Stéphane Pajot, journaliste et écrivain

C’était en 1999 et le livre Personnages Pittoresques de Nantes et de Loire-Atlantique sortait tout juste aux éditions D’Orbestier. Xavier Armange, l’éditeur, m’avait dit banco pour ce projet éditorial, une série de petites gens, des portraits d’hommes et de femmes de Nantes, tombés dans les oubliettes d’un siècle évanoui que seules quelques rares cartes postales avaient immortalisés. Les Sœurs Amadou, chanteuses de rues, La Bouillotte, l’ogre brocanteur, le Père Zim Zim, sa vielle à roue chevillée au corps, l’acrobate Willy Wolf ou Gobe Lune, mendiant céleste dont le torticolis perpétuel orientait son visage vers les astres, noircissaient les pages de cet ouvrage. J’étais ravi d’être allé au bout de cette aventure au terme de deux ans de recherches. Outre la presse locale, une chronique dans Le Canard Enchaîné vint couronner ce travail. Mais il y avait un hic dans le cheminement de l’après-publication. La dédicace en public. Une hantise ! La librairie Coiffard m’attendait de pied ferme. Un samedi après-midi.

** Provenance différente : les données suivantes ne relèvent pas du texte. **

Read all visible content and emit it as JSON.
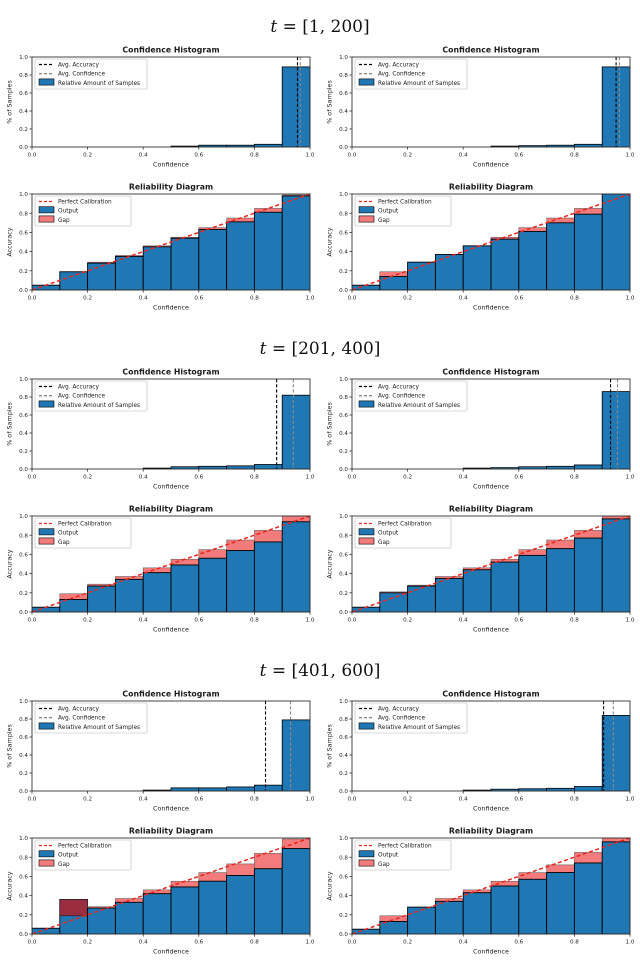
{
  "page": {
    "background": "#ffffff"
  },
  "colors": {
    "bar_blue": "#1f77b4",
    "gap_red": "#f37b7b",
    "overlap_maroon": "#9b2d40",
    "perfect_line": "#e8261f",
    "accuracy_line": "#000000",
    "confidence_line": "#8a8a8a",
    "bar_edge": "#000000",
    "spine": "#333333",
    "legend_border": "#cccccc"
  },
  "sections": [
    {
      "title_var": "t",
      "title_rest": "= [1, 200]"
    },
    {
      "title_var": "t",
      "title_rest": "= [201, 400]"
    },
    {
      "title_var": "t",
      "title_rest": "= [401, 600]"
    }
  ],
  "chart_data": [
    {
      "kind": "confidence_histogram",
      "type": "bar",
      "section": 0,
      "position": "left",
      "title": "Confidence Histogram",
      "xlabel": "Confidence",
      "ylabel": "% of Samples",
      "xlim": [
        0,
        1
      ],
      "ylim": [
        0,
        1
      ],
      "xticks": [
        "0.0",
        "0.2",
        "0.4",
        "0.6",
        "0.8",
        "1.0"
      ],
      "yticks": [
        "0.0",
        "0.2",
        "0.4",
        "0.6",
        "0.8",
        "1.0"
      ],
      "bin_edges": [
        0.0,
        0.1,
        0.2,
        0.3,
        0.4,
        0.5,
        0.6,
        0.7,
        0.8,
        0.9,
        1.0
      ],
      "values": [
        0,
        0,
        0,
        0,
        0,
        0.01,
        0.02,
        0.02,
        0.03,
        0.89
      ],
      "avg_accuracy": 0.955,
      "avg_confidence": 0.965,
      "legend": {
        "accuracy": "Avg. Accuracy",
        "confidence": "Avg. Confidence",
        "samples": "Relative Amount of Samples"
      }
    },
    {
      "kind": "confidence_histogram",
      "type": "bar",
      "section": 0,
      "position": "right",
      "title": "Confidence Histogram",
      "xlabel": "Confidence",
      "ylabel": "% of Samples",
      "xlim": [
        0,
        1
      ],
      "ylim": [
        0,
        1
      ],
      "xticks": [
        "0.0",
        "0.2",
        "0.4",
        "0.6",
        "0.8",
        "1.0"
      ],
      "yticks": [
        "0.0",
        "0.2",
        "0.4",
        "0.6",
        "0.8",
        "1.0"
      ],
      "bin_edges": [
        0.0,
        0.1,
        0.2,
        0.3,
        0.4,
        0.5,
        0.6,
        0.7,
        0.8,
        0.9,
        1.0
      ],
      "values": [
        0,
        0,
        0,
        0,
        0,
        0.01,
        0.015,
        0.02,
        0.03,
        0.89
      ],
      "avg_accuracy": 0.95,
      "avg_confidence": 0.962,
      "legend": {
        "accuracy": "Avg. Accuracy",
        "confidence": "Avg. Confidence",
        "samples": "Relative Amount of Samples"
      }
    },
    {
      "kind": "reliability_diagram",
      "type": "bar",
      "section": 0,
      "position": "left",
      "title": "Reliability Diagram",
      "xlabel": "Confidence",
      "ylabel": "Accuracy",
      "xlim": [
        0,
        1
      ],
      "ylim": [
        0,
        1
      ],
      "xticks": [
        "0.0",
        "0.2",
        "0.4",
        "0.6",
        "0.8",
        "1.0"
      ],
      "yticks": [
        "0.0",
        "0.2",
        "0.4",
        "0.6",
        "0.8",
        "1.0"
      ],
      "bin_edges": [
        0.0,
        0.1,
        0.2,
        0.3,
        0.4,
        0.5,
        0.6,
        0.7,
        0.8,
        0.9,
        1.0
      ],
      "output": [
        0.05,
        0.19,
        0.28,
        0.35,
        0.45,
        0.54,
        0.63,
        0.71,
        0.81,
        0.98
      ],
      "gap_top": [
        0.05,
        0.19,
        0.29,
        0.36,
        0.46,
        0.55,
        0.65,
        0.75,
        0.85,
        0.99
      ],
      "legend": {
        "perfect": "Perfect Calibration",
        "output": "Output",
        "gap": "Gap"
      }
    },
    {
      "kind": "reliability_diagram",
      "type": "bar",
      "section": 0,
      "position": "right",
      "title": "Reliability Diagram",
      "xlabel": "Confidence",
      "ylabel": "Accuracy",
      "xlim": [
        0,
        1
      ],
      "ylim": [
        0,
        1
      ],
      "xticks": [
        "0.0",
        "0.2",
        "0.4",
        "0.6",
        "0.8",
        "1.0"
      ],
      "yticks": [
        "0.0",
        "0.2",
        "0.4",
        "0.6",
        "0.8",
        "1.0"
      ],
      "bin_edges": [
        0.0,
        0.1,
        0.2,
        0.3,
        0.4,
        0.5,
        0.6,
        0.7,
        0.8,
        0.9,
        1.0
      ],
      "output": [
        0.05,
        0.14,
        0.29,
        0.37,
        0.46,
        0.53,
        0.61,
        0.7,
        0.79,
        1.0
      ],
      "gap_top": [
        0.05,
        0.19,
        0.29,
        0.37,
        0.46,
        0.55,
        0.65,
        0.75,
        0.85,
        1.0
      ],
      "legend": {
        "perfect": "Perfect Calibration",
        "output": "Output",
        "gap": "Gap"
      }
    },
    {
      "kind": "confidence_histogram",
      "type": "bar",
      "section": 1,
      "position": "left",
      "title": "Confidence Histogram",
      "xlabel": "Confidence",
      "ylabel": "% of Samples",
      "xlim": [
        0,
        1
      ],
      "ylim": [
        0,
        1
      ],
      "xticks": [
        "0.0",
        "0.2",
        "0.4",
        "0.6",
        "0.8",
        "1.0"
      ],
      "yticks": [
        "0.0",
        "0.2",
        "0.4",
        "0.6",
        "0.8",
        "1.0"
      ],
      "bin_edges": [
        0.0,
        0.1,
        0.2,
        0.3,
        0.4,
        0.5,
        0.6,
        0.7,
        0.8,
        0.9,
        1.0
      ],
      "values": [
        0,
        0,
        0,
        0,
        0.01,
        0.025,
        0.03,
        0.035,
        0.05,
        0.82
      ],
      "avg_accuracy": 0.88,
      "avg_confidence": 0.94,
      "legend": {
        "accuracy": "Avg. Accuracy",
        "confidence": "Avg. Confidence",
        "samples": "Relative Amount of Samples"
      }
    },
    {
      "kind": "confidence_histogram",
      "type": "bar",
      "section": 1,
      "position": "right",
      "title": "Confidence Histogram",
      "xlabel": "Confidence",
      "ylabel": "% of Samples",
      "xlim": [
        0,
        1
      ],
      "ylim": [
        0,
        1
      ],
      "xticks": [
        "0.0",
        "0.2",
        "0.4",
        "0.6",
        "0.8",
        "1.0"
      ],
      "yticks": [
        "0.0",
        "0.2",
        "0.4",
        "0.6",
        "0.8",
        "1.0"
      ],
      "bin_edges": [
        0.0,
        0.1,
        0.2,
        0.3,
        0.4,
        0.5,
        0.6,
        0.7,
        0.8,
        0.9,
        1.0
      ],
      "values": [
        0,
        0,
        0,
        0,
        0.01,
        0.015,
        0.025,
        0.03,
        0.045,
        0.86
      ],
      "avg_accuracy": 0.93,
      "avg_confidence": 0.955,
      "legend": {
        "accuracy": "Avg. Accuracy",
        "confidence": "Avg. Confidence",
        "samples": "Relative Amount of Samples"
      }
    },
    {
      "kind": "reliability_diagram",
      "type": "bar",
      "section": 1,
      "position": "left",
      "title": "Reliability Diagram",
      "xlabel": "Confidence",
      "ylabel": "Accuracy",
      "xlim": [
        0,
        1
      ],
      "ylim": [
        0,
        1
      ],
      "xticks": [
        "0.0",
        "0.2",
        "0.4",
        "0.6",
        "0.8",
        "1.0"
      ],
      "yticks": [
        "0.0",
        "0.2",
        "0.4",
        "0.6",
        "0.8",
        "1.0"
      ],
      "bin_edges": [
        0.0,
        0.1,
        0.2,
        0.3,
        0.4,
        0.5,
        0.6,
        0.7,
        0.8,
        0.9,
        1.0
      ],
      "output": [
        0.05,
        0.13,
        0.27,
        0.34,
        0.41,
        0.49,
        0.56,
        0.64,
        0.73,
        0.94
      ],
      "gap_top": [
        0.05,
        0.19,
        0.29,
        0.37,
        0.46,
        0.55,
        0.65,
        0.75,
        0.85,
        1.0
      ],
      "legend": {
        "perfect": "Perfect Calibration",
        "output": "Output",
        "gap": "Gap"
      }
    },
    {
      "kind": "reliability_diagram",
      "type": "bar",
      "section": 1,
      "position": "right",
      "title": "Reliability Diagram",
      "xlabel": "Confidence",
      "ylabel": "Accuracy",
      "xlim": [
        0,
        1
      ],
      "ylim": [
        0,
        1
      ],
      "xticks": [
        "0.0",
        "0.2",
        "0.4",
        "0.6",
        "0.8",
        "1.0"
      ],
      "yticks": [
        "0.0",
        "0.2",
        "0.4",
        "0.6",
        "0.8",
        "1.0"
      ],
      "bin_edges": [
        0.0,
        0.1,
        0.2,
        0.3,
        0.4,
        0.5,
        0.6,
        0.7,
        0.8,
        0.9,
        1.0
      ],
      "output": [
        0.05,
        0.2,
        0.27,
        0.35,
        0.44,
        0.52,
        0.59,
        0.66,
        0.77,
        0.97
      ],
      "gap_top": [
        0.05,
        0.21,
        0.28,
        0.37,
        0.46,
        0.55,
        0.65,
        0.75,
        0.85,
        1.0
      ],
      "legend": {
        "perfect": "Perfect Calibration",
        "output": "Output",
        "gap": "Gap"
      }
    },
    {
      "kind": "confidence_histogram",
      "type": "bar",
      "section": 2,
      "position": "left",
      "title": "Confidence Histogram",
      "xlabel": "Confidence",
      "ylabel": "% of Samples",
      "xlim": [
        0,
        1
      ],
      "ylim": [
        0,
        1
      ],
      "xticks": [
        "0.0",
        "0.2",
        "0.4",
        "0.6",
        "0.8",
        "1.0"
      ],
      "yticks": [
        "0.0",
        "0.2",
        "0.4",
        "0.6",
        "0.8",
        "1.0"
      ],
      "bin_edges": [
        0.0,
        0.1,
        0.2,
        0.3,
        0.4,
        0.5,
        0.6,
        0.7,
        0.8,
        0.9,
        1.0
      ],
      "values": [
        0,
        0,
        0,
        0,
        0.01,
        0.035,
        0.035,
        0.045,
        0.065,
        0.79
      ],
      "avg_accuracy": 0.84,
      "avg_confidence": 0.93,
      "legend": {
        "accuracy": "Avg. Accuracy",
        "confidence": "Avg. Confidence",
        "samples": "Relative Amount of Samples"
      }
    },
    {
      "kind": "confidence_histogram",
      "type": "bar",
      "section": 2,
      "position": "right",
      "title": "Confidence Histogram",
      "xlabel": "Confidence",
      "ylabel": "% of Samples",
      "xlim": [
        0,
        1
      ],
      "ylim": [
        0,
        1
      ],
      "xticks": [
        "0.0",
        "0.2",
        "0.4",
        "0.6",
        "0.8",
        "1.0"
      ],
      "yticks": [
        "0.0",
        "0.2",
        "0.4",
        "0.6",
        "0.8",
        "1.0"
      ],
      "bin_edges": [
        0.0,
        0.1,
        0.2,
        0.3,
        0.4,
        0.5,
        0.6,
        0.7,
        0.8,
        0.9,
        1.0
      ],
      "values": [
        0,
        0,
        0,
        0,
        0.01,
        0.02,
        0.025,
        0.03,
        0.05,
        0.84
      ],
      "avg_accuracy": 0.905,
      "avg_confidence": 0.94,
      "legend": {
        "accuracy": "Avg. Accuracy",
        "confidence": "Avg. Confidence",
        "samples": "Relative Amount of Samples"
      }
    },
    {
      "kind": "reliability_diagram",
      "type": "bar",
      "section": 2,
      "position": "left",
      "title": "Reliability Diagram",
      "xlabel": "Confidence",
      "ylabel": "Accuracy",
      "xlim": [
        0,
        1
      ],
      "ylim": [
        0,
        1
      ],
      "xticks": [
        "0.0",
        "0.2",
        "0.4",
        "0.6",
        "0.8",
        "1.0"
      ],
      "yticks": [
        "0.0",
        "0.2",
        "0.4",
        "0.6",
        "0.8",
        "1.0"
      ],
      "bin_edges": [
        0.0,
        0.1,
        0.2,
        0.3,
        0.4,
        0.5,
        0.6,
        0.7,
        0.8,
        0.9,
        1.0
      ],
      "output": [
        0.06,
        0.36,
        0.27,
        0.33,
        0.42,
        0.49,
        0.55,
        0.61,
        0.68,
        0.89
      ],
      "gap_top": [
        0.06,
        0.19,
        0.285,
        0.37,
        0.46,
        0.55,
        0.64,
        0.73,
        0.84,
        0.99
      ],
      "legend": {
        "perfect": "Perfect Calibration",
        "output": "Output",
        "gap": "Gap"
      }
    },
    {
      "kind": "reliability_diagram",
      "type": "bar",
      "section": 2,
      "position": "right",
      "title": "Reliability Diagram",
      "xlabel": "Confidence",
      "ylabel": "Accuracy",
      "xlim": [
        0,
        1
      ],
      "ylim": [
        0,
        1
      ],
      "xticks": [
        "0.0",
        "0.2",
        "0.4",
        "0.6",
        "0.8",
        "1.0"
      ],
      "yticks": [
        "0.0",
        "0.2",
        "0.4",
        "0.6",
        "0.8",
        "1.0"
      ],
      "bin_edges": [
        0.0,
        0.1,
        0.2,
        0.3,
        0.4,
        0.5,
        0.6,
        0.7,
        0.8,
        0.9,
        1.0
      ],
      "output": [
        0.05,
        0.13,
        0.28,
        0.34,
        0.43,
        0.5,
        0.57,
        0.64,
        0.74,
        0.96
      ],
      "gap_top": [
        0.05,
        0.19,
        0.28,
        0.37,
        0.46,
        0.55,
        0.64,
        0.72,
        0.85,
        1.0
      ],
      "legend": {
        "perfect": "Perfect Calibration",
        "output": "Output",
        "gap": "Gap"
      }
    }
  ]
}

J’en étais malade. Me retrouver en ces lieux sacrés, boisés, peuplés d’écrivains et de fantômes, me paraissait injouable. J’en fis des cauchemars avec la boule au ventre. Au téléphone, l’éditeur me réconforta d’un : «Une signature c’est comme la première gorgée de muscadet, après ça coule tout seul, les gens seront contents de te rencontrer». Justement. Les gens. Le salut vint d’un bistrot, La Perle. Rue du Port-au-Vin, ancré à deux mètres de la librairie Coiffard. C’est ici que nous refaisions le monde avec une armada d’escogriffes. Le jour J, à quinze minutes de l’heure de la dédicace, Lolo, le patron, dégaina l’arme magique.

—     Un petit muscadet Stef, ça va te motiver pour la dédicace ?

Ce n’était pas une question. La première gorgée. Et après, ça va tout seul. Je quittai le bistrot dix secondes avant l’heure fatidique. J’entrai dans la librairie.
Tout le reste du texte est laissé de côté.